N-acetyl-cysteine accelerates transfer of diabetes into non-obese diabetic scid mice

Aims/hypothesis. Type 1 diabetes mellitus is caused by autoimmune pancreatic beta cell destruction, and the destructive process involves several molecular mechanisms including oxygen-reactive species. A cysteine derivative, N-acetyl-cysteine, is widely used as an antioxidant, but the role of N-acetyl-cysteine in the protection of pancreatic beta cells in Type 1 diabetes remains unclear. The aim of this study was to clarify the effect of N-acetyl-cysteine on beta cells using an adoptive transfer system in a murine model of Type 1 diabetes. Methods. Splenocytes from diabetic female non-obese diabetic mice were transferred into female non-obese diabetic scid/scid recipients to induce diabetes. Just after transfer, N-acetyl-cysteine was administered to non-obese diabetic scid recipients. Two weeks after transfer, the pancreas of the recipients was examined histologically, and cytokine mRNA expression in the pancreas was analysed. In vitro, CD4-positive splenocytes from diabetic donor mice were stimulated with anti-CD3 and anti-CD28 antibodies with or without N-acetyl-cysteine. Results. Treatment with N-acetyl-cysteine significantly accelerated the transfer of diabetes into non-obese diabetic scid recipients. Treatment with N-acetyl-cysteine accelerated the infiltration of mononuclear cells accompanied by CD8-positive cells into the intra-islet region of the recipient's pancreas, and enhanced interferon-gamma mRNA expression in the pancreas.

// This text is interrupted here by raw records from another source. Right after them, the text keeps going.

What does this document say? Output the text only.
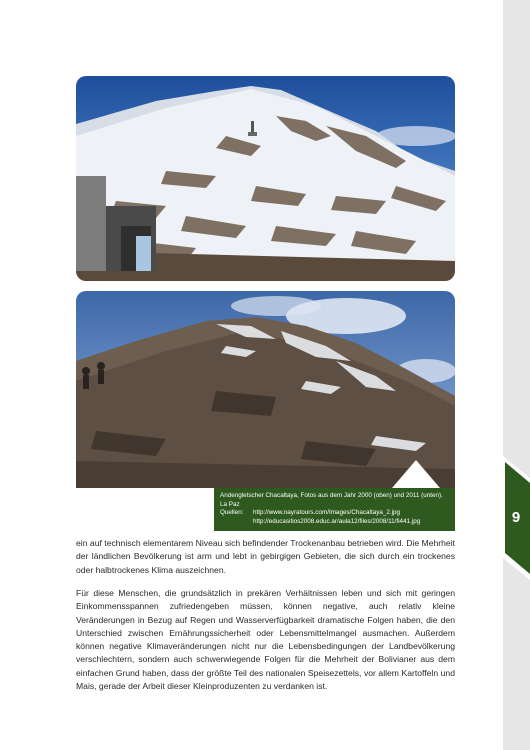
Andengletscher Chacaltaya, Fotos aus dem Jahr 2000 (oben) und 2011 (unten).
La Paz
Quellen:	http://www.nayratours.com/Images/Chacaltaya_2.jpg
http://educasitios2008.educ.ar/aula12/files/2008/11/fi441.jpg	9

ein auf technisch elementarem Niveau sich befindender Trockenanbau betrieben wird. Die Mehrheit der ländlichen Bevölkerung ist arm und lebt in gebirgigen Gebieten, die sich durch ein trockenes oder halbtrockenes Klima auszeichnen.

Für diese Menschen, die grundsätzlich in prekären Verhältnissen leben und sich mit geringen Einkommensspannen zufriedengeben müssen, können negative, auch relativ kleine Veränderungen in Bezug auf Regen und Wasserverfügbarkeit dramatische Folgen haben, die den Unterschied zwischen Ernährungssicherheit oder Lebensmittelmangel ausmachen. Außerdem können negative Klimaveränderungen nicht nur die Lebensbedingungen der Landbevölkerung verschlechtern, sondern auch schwerwiegende Folgen für die Mehrheit der Bolivianer aus dem einfachen Grund haben, dass der größte Teil des nationalen Speisezettels, vor allem Kartoffeln und Mais, gerade der Arbeit dieser Kleinproduzenten zu verdanken ist.
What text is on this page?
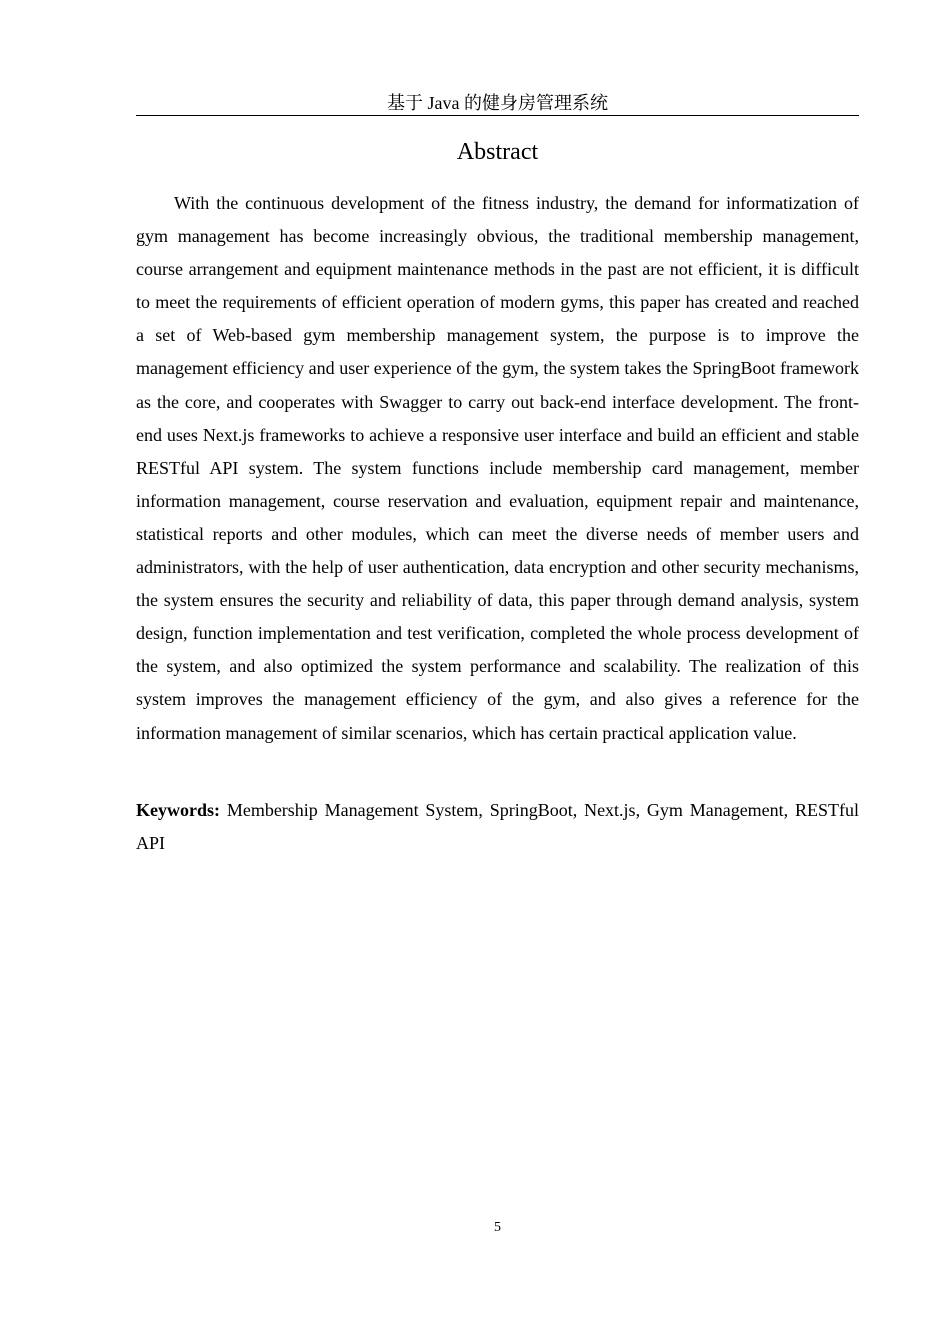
基于 Java 的健身房管理系统
Abstract

With the continuous development of the fitness industry, the demand for informatization of gym management has become increasingly obvious, the traditional membership management, course arrangement and equipment maintenance methods in the past are not efficient, it is difficult to meet the requirements of efficient operation of modern gyms, this paper has created and reached a set of Web-based gym membership management system, the purpose is to improve the management efficiency and user experience of the gym, the system takes the SpringBoot framework as the core, and cooperates with Swagger to carry out back-end interface development. The front-end uses Next.js frameworks to achieve a responsive user interface and build an efficient and stable RESTful API system. The system functions include membership card management, member information management, course reservation and evaluation, equipment repair and maintenance, statistical reports and other modules, which can meet the diverse needs of member users and administrators, with the help of user authentication, data encryption and other security mechanisms, the system ensures the security and reliability of data, this paper through demand analysis, system design, function implementation and test verification, completed the whole process development of the system, and also optimized the system performance and scalability. The realization of this system improves the management efficiency of the gym, and also gives a reference for the information management of similar scenarios, which has certain practical application value.

Keywords: Membership Management System, SpringBoot, Next.js, Gym Management, RESTful API

5
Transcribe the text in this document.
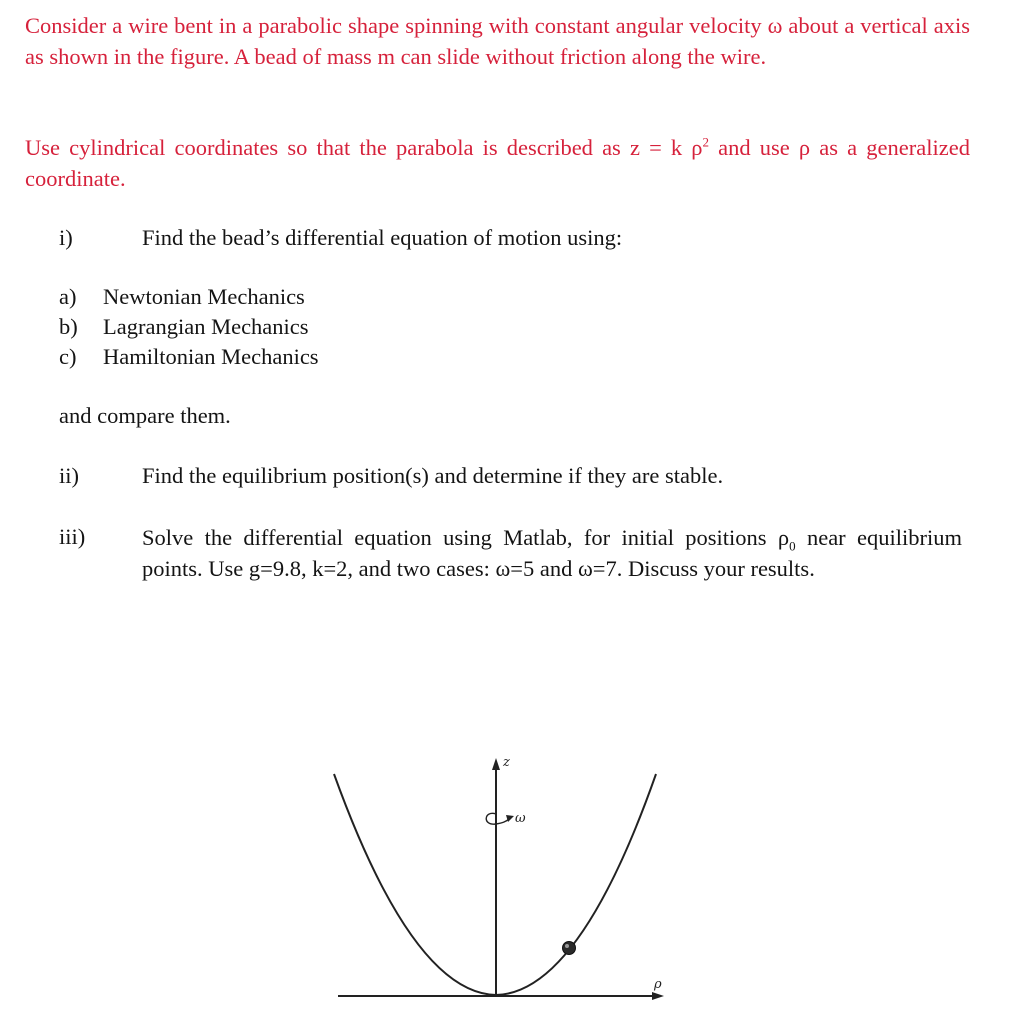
Consider a wire bent in a parabolic shape spinning with constant angular velocity ω about a vertical axis as shown in the figure. A bead of mass m can slide without friction along the wire.

Use cylindrical coordinates so that the parabola is described as z = k $\rho^2$ and use ρ as a generalized coordinate.

i)	Find the bead’s differential equation of motion using:
a) Newtonian Mechanics
b) Lagrangian Mechanics
c) Hamiltonian Mechanics
and compare them.
ii)	Find the equilibrium position(s) and determine if they are stable.
iii)	Solve the differential equation using Matlab, for initial positions $\rho_0$ near equilibrium points. Use g=9.8, k=2, and two cases: ω=5 and ω=7. Discuss your results.

z
ω
ρ
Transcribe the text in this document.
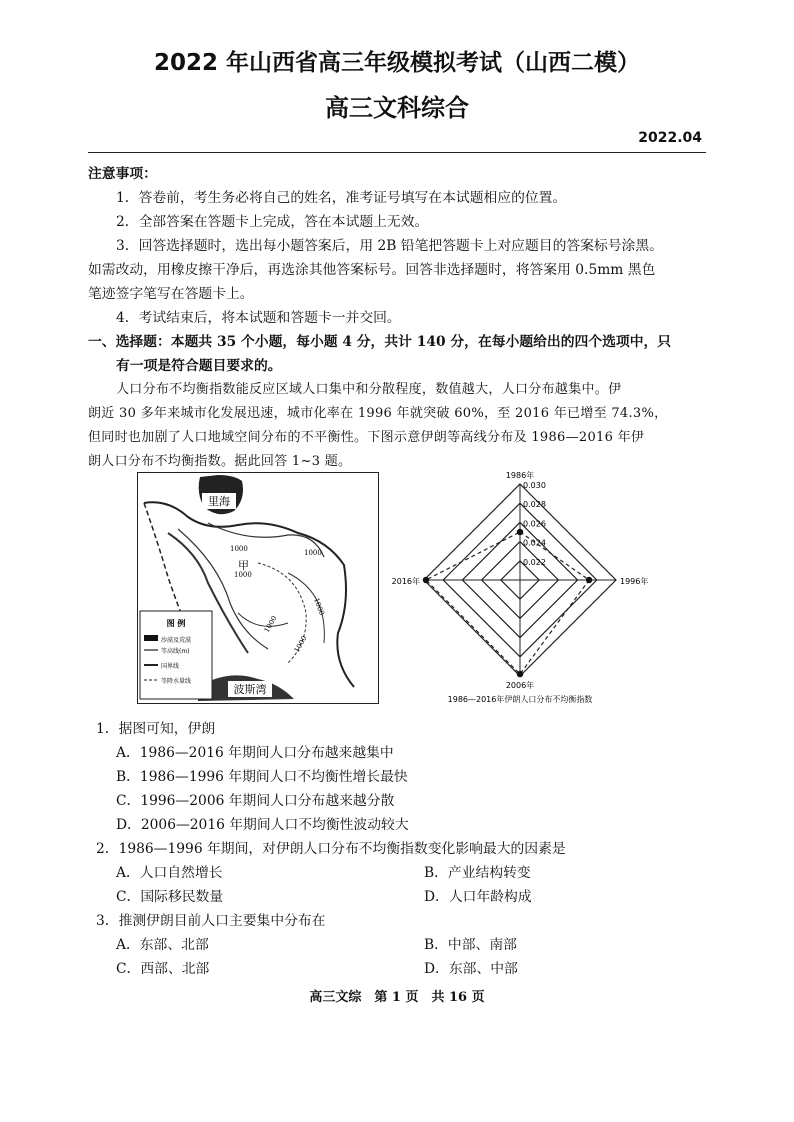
2022 年山西省高三年级模拟考试（山西二模）
高三文科综合
2022.04
注意事项：
1．答卷前，考生务必将自己的姓名，准考证号填写在本试题相应的位置。
2．全部答案在答题卡上完成，答在本试题上无效。
3．回答选择题时，选出每小题答案后，用 2B 铅笔把答题卡上对应题目的答案标号涂黑。
如需改动，用橡皮擦干净后，再选涂其他答案标号。回答非选择题时，将答案用 0.5mm 黑色
笔迹签字笔写在答题卡上。
4．考试结束后，将本试题和答题卡一并交回。
一、选择题：本题共 35 个小题，每小题 4 分，共计 140 分，在每小题给出的四个选项中，只
有一项是符合题目要求的。
人口分布不均衡指数能反应区域人口集中和分散程度，数值越大，人口分布越集中。伊
朗近 30 多年来城市化发展迅速，城市化率在 1996 年就突破 60%，至 2016 年已增至 74.3%，
但同时也加剧了人口地域空间分布的不平衡性。下图示意伊朗等高线分布及 1986—2016 年伊
朗人口分布不均衡指数。据此回答 1~3 题。
图 例
沙漠及荒漠
等高线(m)
国界线
等降水量线
里海
波斯湾
甲
1000	1000
1000
1000
1000
1000
0.022
0.024
0.026
0.028
0.030
1986年
1996年
2006年
2016年
1986—2016年伊朗人口分布不均衡指数
1．据图可知，伊朗
A．1986—2016 年期间人口分布越来越集中
B．1986—1996 年期间人口不均衡性增长最快
C．1996—2006 年期间人口分布越来越分散
D．2006—2016 年期间人口不均衡性波动较大
2．1986—1996 年期间，对伊朗人口分布不均衡指数变化影响最大的因素是
A．人口自然增长	B．产业结构转变
C．国际移民数量	D．人口年龄构成
3．推测伊朗目前人口主要集中分布在
A．东部、北部	B．中部、南部
C．西部、北部	D．东部、中部
高三文综　第 1 页　共 16 页
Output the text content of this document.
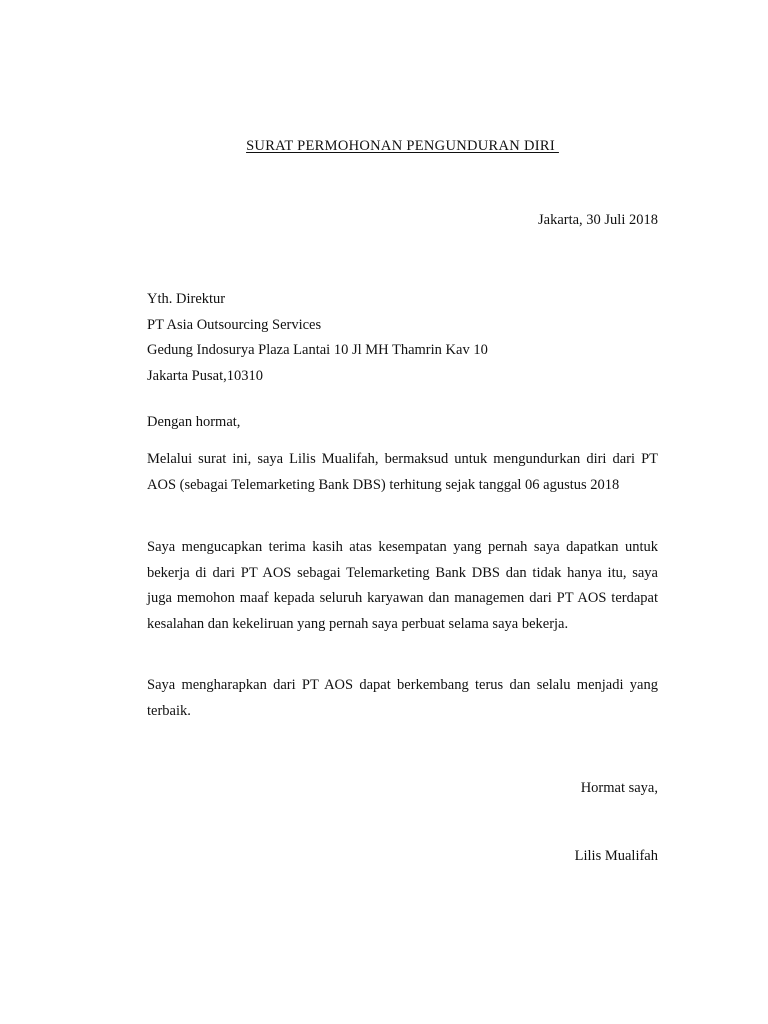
SURAT PERMOHONAN PENGUNDURAN DIRI
Jakarta, 30 Juli 2018
Yth. Direktur
PT Asia Outsourcing Services
Gedung Indosurya Plaza Lantai 10 Jl MH Thamrin Kav 10
Jakarta Pusat,10310
Dengan hormat,

Melalui surat ini, saya Lilis Mualifah, bermaksud untuk mengundurkan diri dari PT AOS (sebagai Telemarketing Bank DBS) terhitung sejak tanggal 06 agustus 2018

Saya mengucapkan terima kasih atas kesempatan yang pernah saya dapatkan untuk bekerja di dari PT AOS sebagai Telemarketing Bank DBS dan tidak hanya itu, saya juga memohon maaf kepada seluruh karyawan dan managemen dari PT AOS terdapat kesalahan dan kekeliruan yang pernah saya perbuat selama saya bekerja.

Saya mengharapkan dari PT AOS dapat berkembang terus dan selalu menjadi yang terbaik.

Hormat saya,
Lilis Mualifah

In vitro, treatment with N-acetyl-cysteine enhanced interferon-gamma and interleukin-2 production by CD4-positive splenocytes of the diabetic donor mice. Conclusions/interpretation. N-acetyl-cysteine accelerates the transfer of diabetes into non-obese diabetic scid mice and this effect is accompanied by the promotion of local infiltration and T-helper cell type 1 responses.